Деревня ощерилась обгоревшими остовами домов.
Глава 18. Немёртвая
Выселки. Три месяца назад.
— Зачем тебе с ним? Не надо, не ходи! Это не твоя беда!
Высокая худая женщина изо всех сил топила ужас в самой глубине тёмных глаз. Ей не нравилось, когда муж уходил на охоту. Никогда не нравилось. Но он уходил снова и снова…
Петька прижал жену к широкой груди: тонкая, как лоза, нежная и бледная, она в его руках трепетала, точно птенец.
— Не боись, Стася! Чать, не в первый раз. Вернусь — пряников принесу младшему.
— А мне?! — тут же встрепенулся старший, не желающий отходить от матери; весь в папу: высокий не по годам, вихрастый и светленький. Только брови у обоих братьев чернели вороньими перьями на круглых светящихся счастливой наивностью лицах.
— И тебе принесу, воробей!

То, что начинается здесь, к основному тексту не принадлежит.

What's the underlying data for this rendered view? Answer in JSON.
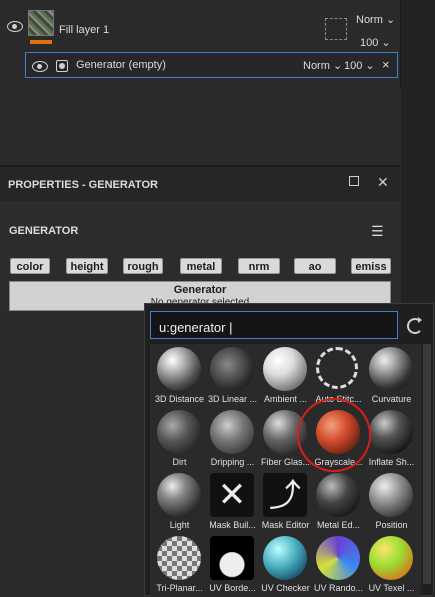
{
  "layers": {
    "fill_layer": {
      "name": "Fill layer 1",
      "blend": "Norm ⌄",
      "opacity": "100 ⌄"
    },
    "generator_row": {
      "name": "Generator (empty)",
      "blend": "Norm ⌄",
      "opacity": "100 ⌄",
      "close": "×"
    }
  },
  "properties": {
    "title": "PROPERTIES - GENERATOR",
    "section": "GENERATOR",
    "tags": [
      "color",
      "height",
      "rough",
      "metal",
      "nrm",
      "ao",
      "emiss"
    ],
    "generator_box_title": "Generator",
    "generator_box_sub": "No generator selected"
  },
  "popup": {
    "search_value": "u:generator |",
    "tiles": [
      {
        "label": "3D Distance",
        "icon": "sphere-icon"
      },
      {
        "label": "3D Linear ...",
        "icon": "sphere-icon"
      },
      {
        "label": "Ambient ...",
        "icon": "sphere-icon"
      },
      {
        "label": "Auto Stitc...",
        "icon": "dashed-circle-icon"
      },
      {
        "label": "Curvature",
        "icon": "sphere-icon"
      },
      {
        "label": "Dirt",
        "icon": "sphere-icon"
      },
      {
        "label": "Dripping ...",
        "icon": "sphere-icon"
      },
      {
        "label": "Fiber Glas...",
        "icon": "sphere-icon"
      },
      {
        "label": "Grayscale...",
        "icon": "sphere-icon"
      },
      {
        "label": "Inflate Sh...",
        "icon": "sphere-icon"
      },
      {
        "label": "Light",
        "icon": "sphere-icon"
      },
      {
        "label": "Mask Buil...",
        "icon": "tools-icon"
      },
      {
        "label": "Mask Editor",
        "icon": "wrench-icon"
      },
      {
        "label": "Metal Ed...",
        "icon": "sphere-icon"
      },
      {
        "label": "Position",
        "icon": "sphere-icon"
      },
      {
        "label": "Tri-Planar...",
        "icon": "checker-sphere-icon"
      },
      {
        "label": "UV Borde...",
        "icon": "sphere-icon"
      },
      {
        "label": "UV Checker",
        "icon": "sphere-icon"
      },
      {
        "label": "UV Rando...",
        "icon": "sphere-icon"
      },
      {
        "label": "UV Texel ...",
        "icon": "sphere-icon"
      }
    ]
  },
  "colors": {
    "accent": "#3d7fd1",
    "orange": "#e4700d",
    "highlight_ring": "#d91e18"
  }
}
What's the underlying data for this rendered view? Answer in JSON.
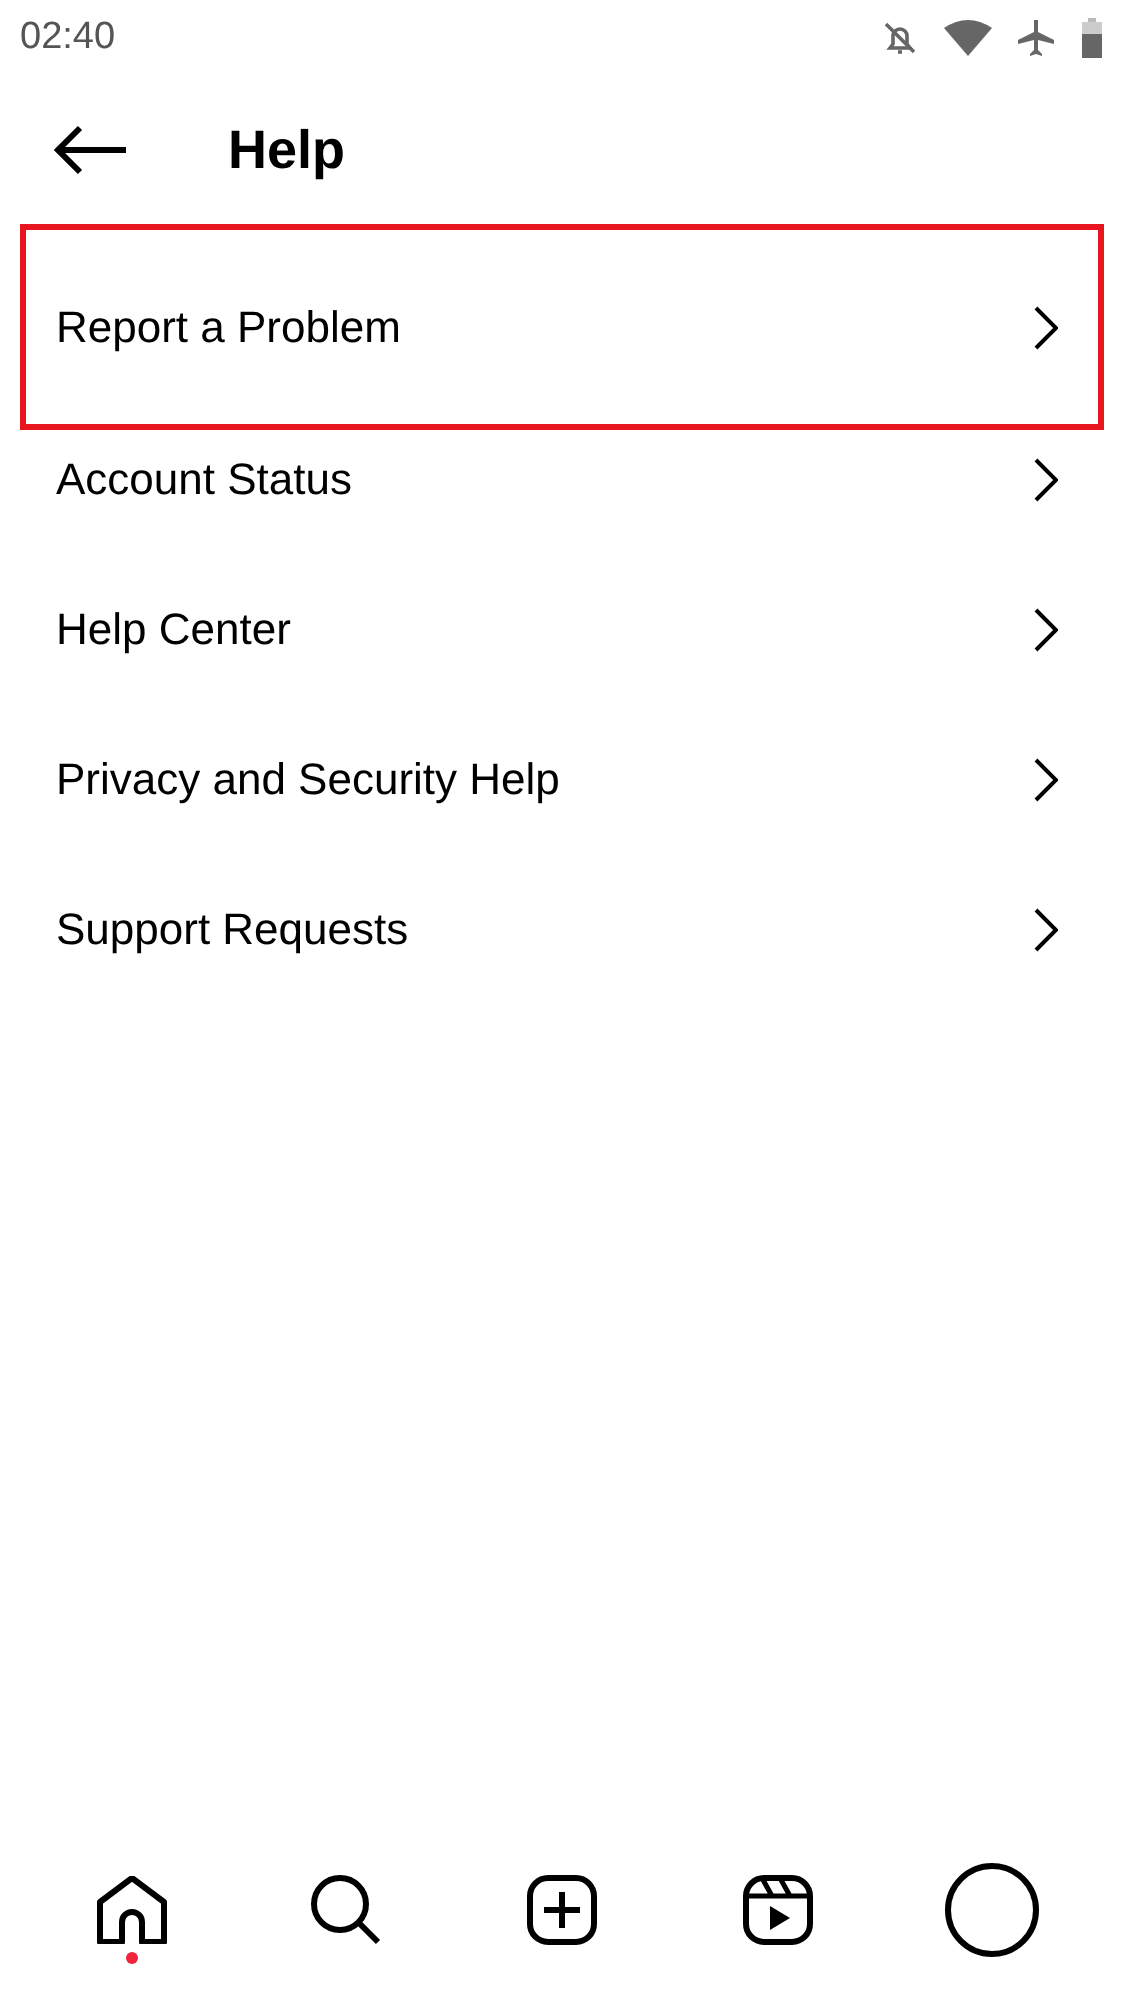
{
  "status_bar": {
    "time": "02:40"
  },
  "header": {
    "title": "Help"
  },
  "items": [
    {
      "label": "Report a Problem",
      "highlighted": true
    },
    {
      "label": "Account Status",
      "highlighted": false
    },
    {
      "label": "Help Center",
      "highlighted": false
    },
    {
      "label": "Privacy and Security Help",
      "highlighted": false
    },
    {
      "label": "Support Requests",
      "highlighted": false
    }
  ],
  "nav": [
    {
      "kind": "home",
      "dot": true
    },
    {
      "kind": "search",
      "dot": false
    },
    {
      "kind": "create",
      "dot": false
    },
    {
      "kind": "reels",
      "dot": false
    },
    {
      "kind": "profile",
      "dot": false
    }
  ]
}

Как забыть?
Богатырь подхватил сына на руки, покрутил до радостного визга, подбросил в воздух.
— Обронишь, — безнадёжно предупредила Стася. Не обронит, сама прекрасно знала. Петька в детях души не чаял — скорее бы сам упал.
Черноволосая, хрупкая, едва не прозрачная, она осиной дрожала на тёплом летнем ветерке, никак не могла согреться. Словно чувствовала, что что-то не так. А что — поди пойми.
— Не ходи, — последний раз попыталась она.
— Вечно одно и то же, — Петька отмахнулся. — Три года ни с чем возвращались, и в этот раз ничего не поменяется. А Гриньке всё спокойнее станет.
— Не станет. Ты же видишь: осунулся, нелюдим стал, глаза — как звериные… Не ходи с ним! Не к добру!
Стася кинулась к мужу, готовая за колени хватать, лишь бы не уходил. Не в этот раз! Но крепкий и статный, как Лель, ступивший на землю, Петька лишь приподнял её и переставил левее, убирая с дороги.
— Гринька мне друг. В своём он уме али в чужом, а я с ним иду. Он много чего напридумывал, много во что верит…
— Сам-то веришь? — жена безнадёжно перебирала узелок, перекладывая вещи: снедь сверху, чтобы не помялась. Одёжу вниз — ей ничего не сделается.